Solution 2 - Android

It is also possible to use http proxy to monitor http requests from emulator. You can pass -http-proxy flag when starting a new emulator to set proxy (Example burp) to monitor Android traffic. Example usage ./emulator -http-proxy localhost:8080 -avd android2.2. Note that in my example I'm using Burp, and it is listening port 8080. More info can be found here.

Solution 3 - Android

For OS X you can use Charles, it's simple and easy to use.

For more information, please have a look at Android Emulator and Charles Proxy blog post.

Solution 4 - Android

Yes, wireshark will work.

I don't think there is any easy way to filter out solely emulator traffic, since it is coming from the same src IP.

Perhaps the best way would be to set up a very bare VMware environment and only run the emulator in there, at least that way there wouldn't be too much background traffic.

Solution 5 - Android

A current release of Android Studio did not correctly apply the -tcpdump argument. I was still able to capture a dump by passing the related parameter to qemu as follows:

tools/emulator -engine classic -tcpdump dump.cap -avd myAvd

Solution 6 - Android

It is now possible to use Wireshark directly to capture Android emulator traffic. There is an extcap plugin called androiddump which makes it possible. You need to have a tcpdump executable in the system image running on the emulator (most current images have it, tested with API 24 and API 27 images) and adbd running as root on the host (just run adb root). In the list of the available interfaces in Wireshark (Qt version only, the deprecated GTK+ doesn't have it) or the list shown with tshark -D there should be several Android interfaces allowing to sniff Bluetooth, Logcat, or Wifi traffic, e.g.:

android-wifi-tcpdump-emulator-5554 (Android WiFi Android_SDK_built_for_x86 emulator-5554)

Solution 7 - Android

Solution 8 - Android

You can monitor network traffic from Android Studio. Go to Android Monitor and open Network tab.

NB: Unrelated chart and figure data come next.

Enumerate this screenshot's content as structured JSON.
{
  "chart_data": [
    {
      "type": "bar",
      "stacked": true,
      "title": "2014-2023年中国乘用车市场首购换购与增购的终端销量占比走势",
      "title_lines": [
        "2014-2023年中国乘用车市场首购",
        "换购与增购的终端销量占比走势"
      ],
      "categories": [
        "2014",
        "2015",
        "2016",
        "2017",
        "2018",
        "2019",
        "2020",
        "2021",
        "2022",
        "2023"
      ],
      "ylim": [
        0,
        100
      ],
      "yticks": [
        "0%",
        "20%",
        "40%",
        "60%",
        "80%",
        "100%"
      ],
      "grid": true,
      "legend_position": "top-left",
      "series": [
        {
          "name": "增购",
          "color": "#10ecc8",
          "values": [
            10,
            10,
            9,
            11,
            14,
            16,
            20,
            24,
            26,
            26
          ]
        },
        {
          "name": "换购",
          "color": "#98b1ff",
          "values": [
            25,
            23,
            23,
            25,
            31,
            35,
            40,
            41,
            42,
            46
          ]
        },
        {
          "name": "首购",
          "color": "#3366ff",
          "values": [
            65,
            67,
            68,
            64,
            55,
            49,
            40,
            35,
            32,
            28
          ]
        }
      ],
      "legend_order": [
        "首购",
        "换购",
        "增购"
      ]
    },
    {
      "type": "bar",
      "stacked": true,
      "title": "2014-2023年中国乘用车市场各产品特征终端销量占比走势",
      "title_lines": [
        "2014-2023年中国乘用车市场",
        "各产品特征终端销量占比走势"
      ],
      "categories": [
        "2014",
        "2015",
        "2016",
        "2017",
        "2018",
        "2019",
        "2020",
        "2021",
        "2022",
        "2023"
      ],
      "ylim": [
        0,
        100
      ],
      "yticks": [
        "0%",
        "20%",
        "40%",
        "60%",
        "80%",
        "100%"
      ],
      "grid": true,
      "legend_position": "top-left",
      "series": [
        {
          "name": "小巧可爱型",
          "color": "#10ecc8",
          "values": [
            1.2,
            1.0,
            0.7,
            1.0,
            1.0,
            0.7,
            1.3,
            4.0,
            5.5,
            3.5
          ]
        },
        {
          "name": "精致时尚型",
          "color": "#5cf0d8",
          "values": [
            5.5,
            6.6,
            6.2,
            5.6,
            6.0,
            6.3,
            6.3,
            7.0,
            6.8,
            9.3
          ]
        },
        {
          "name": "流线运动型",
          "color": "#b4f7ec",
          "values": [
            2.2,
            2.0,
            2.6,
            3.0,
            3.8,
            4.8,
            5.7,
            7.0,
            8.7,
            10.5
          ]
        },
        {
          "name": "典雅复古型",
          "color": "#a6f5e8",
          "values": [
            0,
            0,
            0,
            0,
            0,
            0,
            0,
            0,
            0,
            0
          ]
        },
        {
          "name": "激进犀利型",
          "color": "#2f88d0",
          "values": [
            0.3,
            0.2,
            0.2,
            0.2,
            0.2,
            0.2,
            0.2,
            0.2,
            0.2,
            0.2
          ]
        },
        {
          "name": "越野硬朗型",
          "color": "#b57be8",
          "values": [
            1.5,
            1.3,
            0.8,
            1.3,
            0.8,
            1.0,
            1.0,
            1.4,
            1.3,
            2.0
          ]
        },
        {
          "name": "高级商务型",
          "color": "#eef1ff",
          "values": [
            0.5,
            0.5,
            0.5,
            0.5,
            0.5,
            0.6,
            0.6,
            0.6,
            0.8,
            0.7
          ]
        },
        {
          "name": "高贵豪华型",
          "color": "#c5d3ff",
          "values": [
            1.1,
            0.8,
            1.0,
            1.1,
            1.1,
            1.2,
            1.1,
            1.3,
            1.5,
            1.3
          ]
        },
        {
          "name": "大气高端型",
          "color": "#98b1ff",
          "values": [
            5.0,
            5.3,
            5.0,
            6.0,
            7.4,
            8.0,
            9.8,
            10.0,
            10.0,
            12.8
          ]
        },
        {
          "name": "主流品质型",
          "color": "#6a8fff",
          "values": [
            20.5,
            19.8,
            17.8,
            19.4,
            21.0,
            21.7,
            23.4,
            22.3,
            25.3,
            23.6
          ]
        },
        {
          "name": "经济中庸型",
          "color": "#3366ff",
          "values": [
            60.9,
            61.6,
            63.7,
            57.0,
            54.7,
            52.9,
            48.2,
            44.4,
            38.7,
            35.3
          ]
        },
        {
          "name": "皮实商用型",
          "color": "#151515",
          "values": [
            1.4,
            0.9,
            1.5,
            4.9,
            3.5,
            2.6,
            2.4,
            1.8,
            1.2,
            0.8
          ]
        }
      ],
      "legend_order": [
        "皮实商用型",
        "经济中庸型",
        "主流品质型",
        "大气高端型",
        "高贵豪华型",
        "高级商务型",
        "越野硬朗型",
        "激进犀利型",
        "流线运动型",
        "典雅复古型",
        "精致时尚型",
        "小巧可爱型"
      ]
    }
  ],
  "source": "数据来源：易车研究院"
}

http://developer.android.com/tools/debugging/ddms.html

UPDATE: ⚠️ Android Device Monitor was deprecated in Android Studio 3.1. See more in https://developer.android.com/studio/profile/monitor

Solution 9 - Android

I would suggest you use Wireshark.

> Steps: > > 1. Install Wireshark. > 2. Select the network connection that you are using for the calls(for eg, select the Wifi if you are using it) > 3. There will be many requests and responses, close extra applications. > 4. Usually the requests are in green color, once you spot your request, copy the destination address and use the filter on top by > typing ip.dst==52.187.182.185 by putting the destination address.

You can make use of other filtering techniques mentioned here to get specific traffic.

Solution 10 - Android

You can start the emulator with the command -avd Adfmf -http-proxy http://SYSTEM_IP:PORT. I used HTTP Analyzer, but it should work for anything else. More details can be found here: http://stick2code.blogspot.in/2014/04/intercept-http-requests-sent-from-app.html

Solution 11 - Android

You can use http://docs.mitmproxy.org/en/stable/install.html

Its easy to setup and won't require any extra tweaks.

I go through various tool but found it to be really good and easy.